いや、学生の身である以上勉強が本業であることは分かる。ただ、昼休みにあんなことを言われてすぐ、放課後一緒に居ようと呼ばれてまさかやることが教室で勉強だとは思わなかった。
「え!? い、いやだってまだ一緒にお出かけとか恥ずかしいし、どっちかの家とかもっと無理だし! 私の出来ることと言ったら勉強くらいだから……あ! 分からないところがあったら、何でも聞いてね! こ、こう見えて私成績だけはいいから!」
「お、おう……そうする」
「う、うん!」
……気不味い。
なんというか、あいつの時はいつだってあいつがやりたいことに付き合っていた。もちろんたまに会話に詰まることはあったが、それは本当にたまにだ。
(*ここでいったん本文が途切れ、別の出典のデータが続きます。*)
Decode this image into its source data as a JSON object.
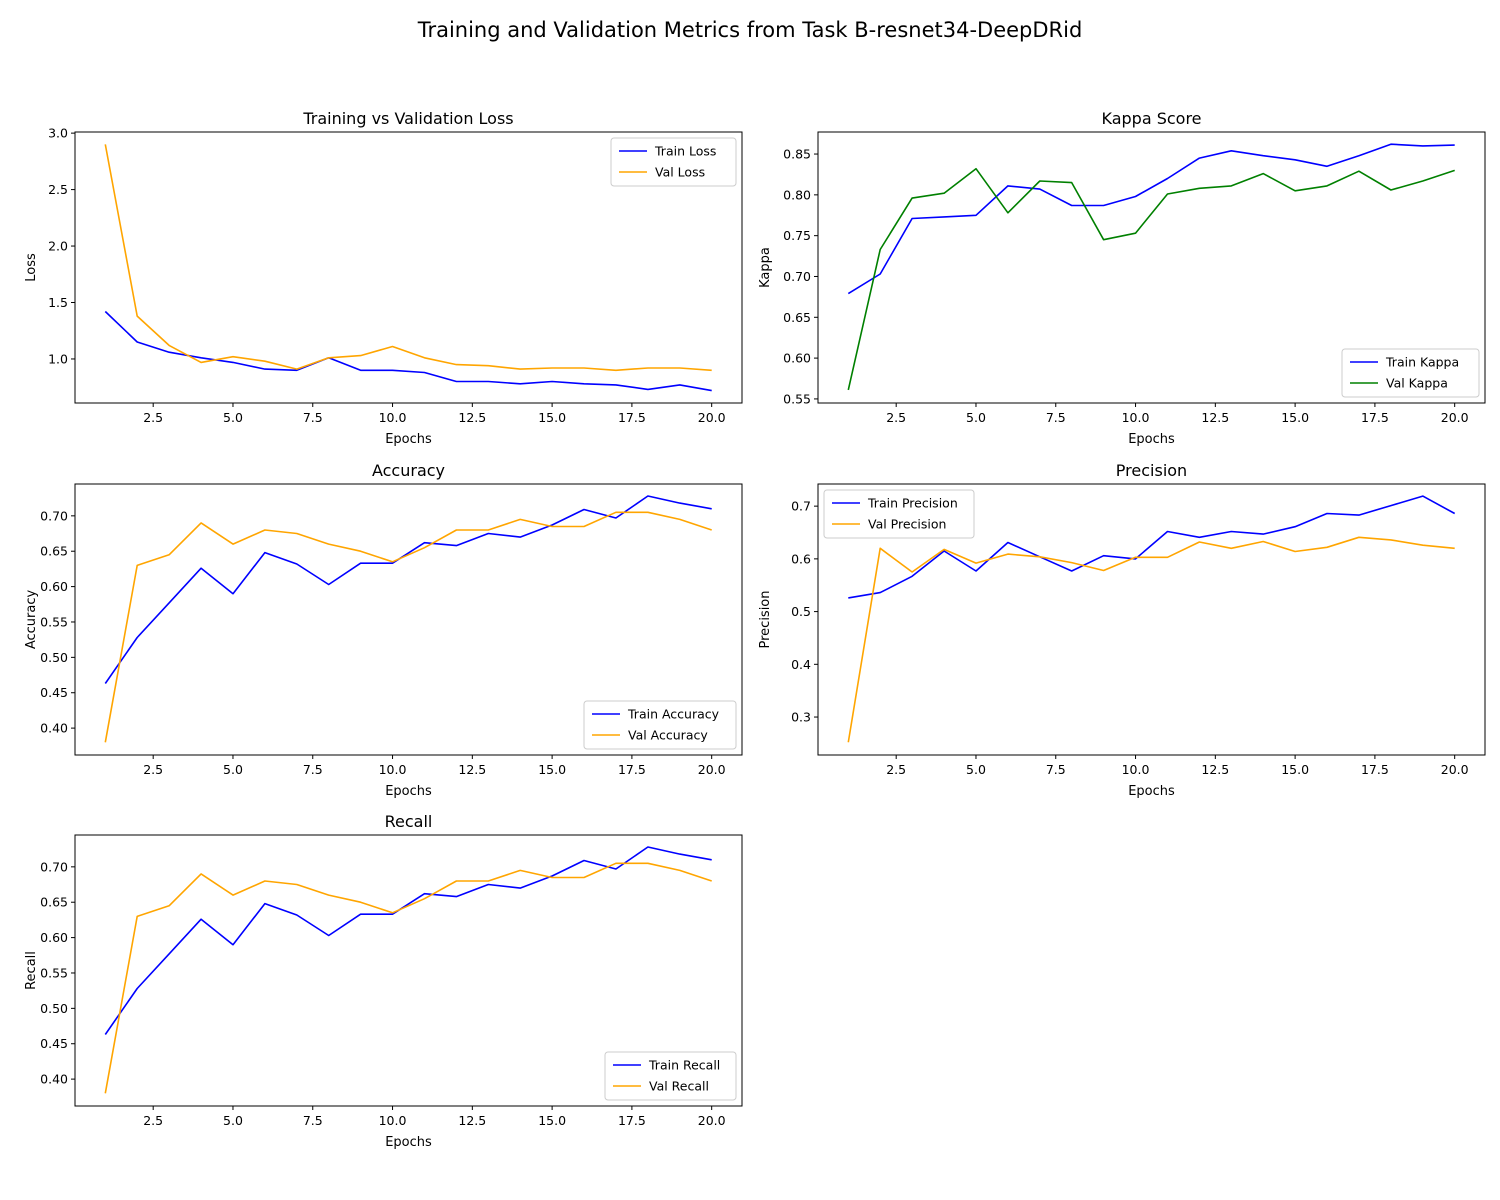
{
  "figure": {
    "title": "Training and Validation Metrics from Task B-resnet34-DeepDRid"
  },
  "colors": {
    "train": "#0000ff",
    "val": "#ffa500",
    "val_kappa": "#008000"
  },
  "chart_data": [
    {
      "type": "line",
      "title": "Training vs Validation Loss",
      "xlabel": "Epochs",
      "ylabel": "Loss",
      "xlim": [
        0.05,
        20.95
      ],
      "ylim": [
        0.61,
        3.01
      ],
      "xticks": [
        2.5,
        5.0,
        7.5,
        10.0,
        12.5,
        15.0,
        17.5,
        20.0
      ],
      "xtick_labels": [
        "2.5",
        "5.0",
        "7.5",
        "10.0",
        "12.5",
        "15.0",
        "17.5",
        "20.0"
      ],
      "yticks": [
        1.0,
        1.5,
        2.0,
        2.5,
        3.0
      ],
      "ytick_labels": [
        "1.0",
        "1.5",
        "2.0",
        "2.5",
        "3.0"
      ],
      "legend": "upper right",
      "grid": false,
      "x": [
        1,
        2,
        3,
        4,
        5,
        6,
        7,
        8,
        9,
        10,
        11,
        12,
        13,
        14,
        15,
        16,
        17,
        18,
        19,
        20
      ],
      "series": [
        {
          "name": "Train Loss",
          "color": "#0000ff",
          "values": [
            1.42,
            1.15,
            1.06,
            1.01,
            0.97,
            0.91,
            0.9,
            1.01,
            0.9,
            0.9,
            0.88,
            0.8,
            0.8,
            0.78,
            0.8,
            0.78,
            0.77,
            0.73,
            0.77,
            0.72
          ]
        },
        {
          "name": "Val Loss",
          "color": "#ffa500",
          "values": [
            2.9,
            1.38,
            1.12,
            0.97,
            1.02,
            0.98,
            0.91,
            1.01,
            1.03,
            1.11,
            1.01,
            0.95,
            0.94,
            0.91,
            0.92,
            0.92,
            0.9,
            0.92,
            0.92,
            0.9
          ]
        }
      ]
    },
    {
      "type": "line",
      "title": "Kappa Score",
      "xlabel": "Epochs",
      "ylabel": "Kappa",
      "xlim": [
        0.05,
        20.95
      ],
      "ylim": [
        0.545,
        0.877
      ],
      "xticks": [
        2.5,
        5.0,
        7.5,
        10.0,
        12.5,
        15.0,
        17.5,
        20.0
      ],
      "xtick_labels": [
        "2.5",
        "5.0",
        "7.5",
        "10.0",
        "12.5",
        "15.0",
        "17.5",
        "20.0"
      ],
      "yticks": [
        0.55,
        0.6,
        0.65,
        0.7,
        0.75,
        0.8,
        0.85
      ],
      "ytick_labels": [
        "0.55",
        "0.60",
        "0.65",
        "0.70",
        "0.75",
        "0.80",
        "0.85"
      ],
      "legend": "lower right",
      "grid": false,
      "x": [
        1,
        2,
        3,
        4,
        5,
        6,
        7,
        8,
        9,
        10,
        11,
        12,
        13,
        14,
        15,
        16,
        17,
        18,
        19,
        20
      ],
      "series": [
        {
          "name": "Train Kappa",
          "color": "#0000ff",
          "values": [
            0.679,
            0.703,
            0.771,
            0.773,
            0.775,
            0.811,
            0.807,
            0.787,
            0.787,
            0.798,
            0.82,
            0.845,
            0.854,
            0.848,
            0.843,
            0.835,
            0.848,
            0.862,
            0.86,
            0.861
          ]
        },
        {
          "name": "Val Kappa",
          "color": "#008000",
          "values": [
            0.561,
            0.733,
            0.796,
            0.802,
            0.832,
            0.778,
            0.817,
            0.815,
            0.745,
            0.753,
            0.801,
            0.808,
            0.811,
            0.826,
            0.805,
            0.811,
            0.829,
            0.806,
            0.817,
            0.83
          ]
        }
      ]
    },
    {
      "type": "line",
      "title": "Accuracy",
      "xlabel": "Epochs",
      "ylabel": "Accuracy",
      "xlim": [
        0.05,
        20.95
      ],
      "ylim": [
        0.362,
        0.745
      ],
      "xticks": [
        2.5,
        5.0,
        7.5,
        10.0,
        12.5,
        15.0,
        17.5,
        20.0
      ],
      "xtick_labels": [
        "2.5",
        "5.0",
        "7.5",
        "10.0",
        "12.5",
        "15.0",
        "17.5",
        "20.0"
      ],
      "yticks": [
        0.4,
        0.45,
        0.5,
        0.55,
        0.6,
        0.65,
        0.7
      ],
      "ytick_labels": [
        "0.40",
        "0.45",
        "0.50",
        "0.55",
        "0.60",
        "0.65",
        "0.70"
      ],
      "legend": "lower right",
      "grid": false,
      "x": [
        1,
        2,
        3,
        4,
        5,
        6,
        7,
        8,
        9,
        10,
        11,
        12,
        13,
        14,
        15,
        16,
        17,
        18,
        19,
        20
      ],
      "series": [
        {
          "name": "Train Accuracy",
          "color": "#0000ff",
          "values": [
            0.463,
            0.528,
            0.577,
            0.626,
            0.59,
            0.648,
            0.632,
            0.603,
            0.633,
            0.633,
            0.662,
            0.658,
            0.675,
            0.67,
            0.687,
            0.709,
            0.697,
            0.728,
            0.718,
            0.71
          ]
        },
        {
          "name": "Val Accuracy",
          "color": "#ffa500",
          "values": [
            0.38,
            0.63,
            0.645,
            0.69,
            0.66,
            0.68,
            0.675,
            0.66,
            0.65,
            0.635,
            0.655,
            0.68,
            0.68,
            0.695,
            0.685,
            0.685,
            0.705,
            0.705,
            0.695,
            0.68
          ]
        }
      ]
    },
    {
      "type": "line",
      "title": "Precision",
      "xlabel": "Epochs",
      "ylabel": "Precision",
      "xlim": [
        0.05,
        20.95
      ],
      "ylim": [
        0.228,
        0.742
      ],
      "xticks": [
        2.5,
        5.0,
        7.5,
        10.0,
        12.5,
        15.0,
        17.5,
        20.0
      ],
      "xtick_labels": [
        "2.5",
        "5.0",
        "7.5",
        "10.0",
        "12.5",
        "15.0",
        "17.5",
        "20.0"
      ],
      "yticks": [
        0.3,
        0.4,
        0.5,
        0.6,
        0.7
      ],
      "ytick_labels": [
        "0.3",
        "0.4",
        "0.5",
        "0.6",
        "0.7"
      ],
      "legend": "upper left",
      "grid": false,
      "x": [
        1,
        2,
        3,
        4,
        5,
        6,
        7,
        8,
        9,
        10,
        11,
        12,
        13,
        14,
        15,
        16,
        17,
        18,
        19,
        20
      ],
      "series": [
        {
          "name": "Train Precision",
          "color": "#0000ff",
          "values": [
            0.526,
            0.536,
            0.567,
            0.615,
            0.577,
            0.631,
            0.604,
            0.577,
            0.606,
            0.6,
            0.652,
            0.641,
            0.652,
            0.647,
            0.661,
            0.686,
            0.683,
            0.701,
            0.719,
            0.686
          ]
        },
        {
          "name": "Val Precision",
          "color": "#ffa500",
          "values": [
            0.252,
            0.62,
            0.575,
            0.618,
            0.592,
            0.609,
            0.604,
            0.593,
            0.578,
            0.603,
            0.603,
            0.632,
            0.62,
            0.633,
            0.614,
            0.622,
            0.641,
            0.636,
            0.626,
            0.62
          ]
        }
      ]
    },
    {
      "type": "line",
      "title": "Recall",
      "xlabel": "Epochs",
      "ylabel": "Recall",
      "xlim": [
        0.05,
        20.95
      ],
      "ylim": [
        0.362,
        0.745
      ],
      "xticks": [
        2.5,
        5.0,
        7.5,
        10.0,
        12.5,
        15.0,
        17.5,
        20.0
      ],
      "xtick_labels": [
        "2.5",
        "5.0",
        "7.5",
        "10.0",
        "12.5",
        "15.0",
        "17.5",
        "20.0"
      ],
      "yticks": [
        0.4,
        0.45,
        0.5,
        0.55,
        0.6,
        0.65,
        0.7
      ],
      "ytick_labels": [
        "0.40",
        "0.45",
        "0.50",
        "0.55",
        "0.60",
        "0.65",
        "0.70"
      ],
      "legend": "lower right",
      "grid": false,
      "x": [
        1,
        2,
        3,
        4,
        5,
        6,
        7,
        8,
        9,
        10,
        11,
        12,
        13,
        14,
        15,
        16,
        17,
        18,
        19,
        20
      ],
      "series": [
        {
          "name": "Train Recall",
          "color": "#0000ff",
          "values": [
            0.463,
            0.528,
            0.577,
            0.626,
            0.59,
            0.648,
            0.632,
            0.603,
            0.633,
            0.633,
            0.662,
            0.658,
            0.675,
            0.67,
            0.687,
            0.709,
            0.697,
            0.728,
            0.718,
            0.71
          ]
        },
        {
          "name": "Val Recall",
          "color": "#ffa500",
          "values": [
            0.38,
            0.63,
            0.645,
            0.69,
            0.66,
            0.68,
            0.675,
            0.66,
            0.65,
            0.635,
            0.655,
            0.68,
            0.68,
            0.695,
            0.685,
            0.685,
            0.705,
            0.705,
            0.695,
            0.68
          ]
        }
      ]
    }
  ]
}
俺から何かを提案したり、話を振ったりと言った機会は少なかった。
否定はしないしやりたいことは人それぞれだとは思うがテストが近いわけでもなく、課題がたくさん出ているわけでもないのに恋人同士二人っきりで勉強をするというシチュエーションに違和感を感じざる負えない。
そして、最も重要な問題がある。それは――
「え? あれ? 頼斗君そこ、もう終わったの?」
「ああ。……終わらせちゃいけなかったか?」
「そんなわけないけど!? ……あれ? なんか、思ってたのと違うような……」
窄まる語尾で何と言っていたかは聞きとれなかったが、どうにも釈然としない表情を浮かべる玲奈さん。それでも文句や言いたいことがあるわけでもないらしく、すぐにペンを持ち直してノートに向き合う。
そう、今回一番問題なのは俺も勉強は苦手じゃない、と言うところなのだ。
玲奈さんとしては勉強が苦手な俺に分からないところを教えたりする、と言うのを想像していたかもしれない。ただ、俺はいつもその逆をあいつにしていた。勉強に全く追い付けないあいつのために教えていた立場だったのだ。
その頃の癖が抜けなくて予習復習は必ずやるし、自然と授業も付いていけている。そのため教えてもらうことはない。
その逆も然りで、玲奈さんは自分で言った通り成績が良く、一通りの勉強が出来てしまう。なので質問してくることも、こちらから教える必要もない。
普通に勉強できる二人がただ静かに勉強する地獄の時間が出来上がってしまっているのだ。
「……」
「……」
「……」
気不味い。
「ああ、そうだ」
「な、何!? どうかした!?」
空気感に耐えかねて声をかけると、玲奈さんも勢いよく食いついて来た。まあ、あっちもこの空気には耐えかねていたところだろう。
「玲奈さんはこれだけ勉強が出来るんだし、入試の結果も良かったんだろう? 俺は割とギリギリでな」
「あ、いや、私中等部から繰り上げだから試験受けてない……」
「……」
「……」
……。
「へ、へぇ、そうなんだな。じゃあ、家では毎日どれくらい勉強してるんだ?」
「一日二時間から三時間、とかかな」
「そんなに勉強してちゃんと寝られてるのか?」
「十一時には寝てるから、七時間くらいは寝てるよ」
「け、結構寝るの早いんだな。俺は十二時回っちゃうこともざらでな」
「そうなんだ」
「あ、ああ、そうなんだよ」
「……」
「……」
あ、
目を合わせてくれないし、一個一個の会話がぶつ切れだし。よくこの性格で彼氏を作ろうと思えたな……。褒めるべきなのか、計画性が無いと言うのか。
まあ、勇気を出して告白して、俺もそれにオッケーを出した以上は誠心誠意向き合うつもりだけど。会話もまともに成り立たない恋人って、それはもう恋人と言えないのではないだろうか。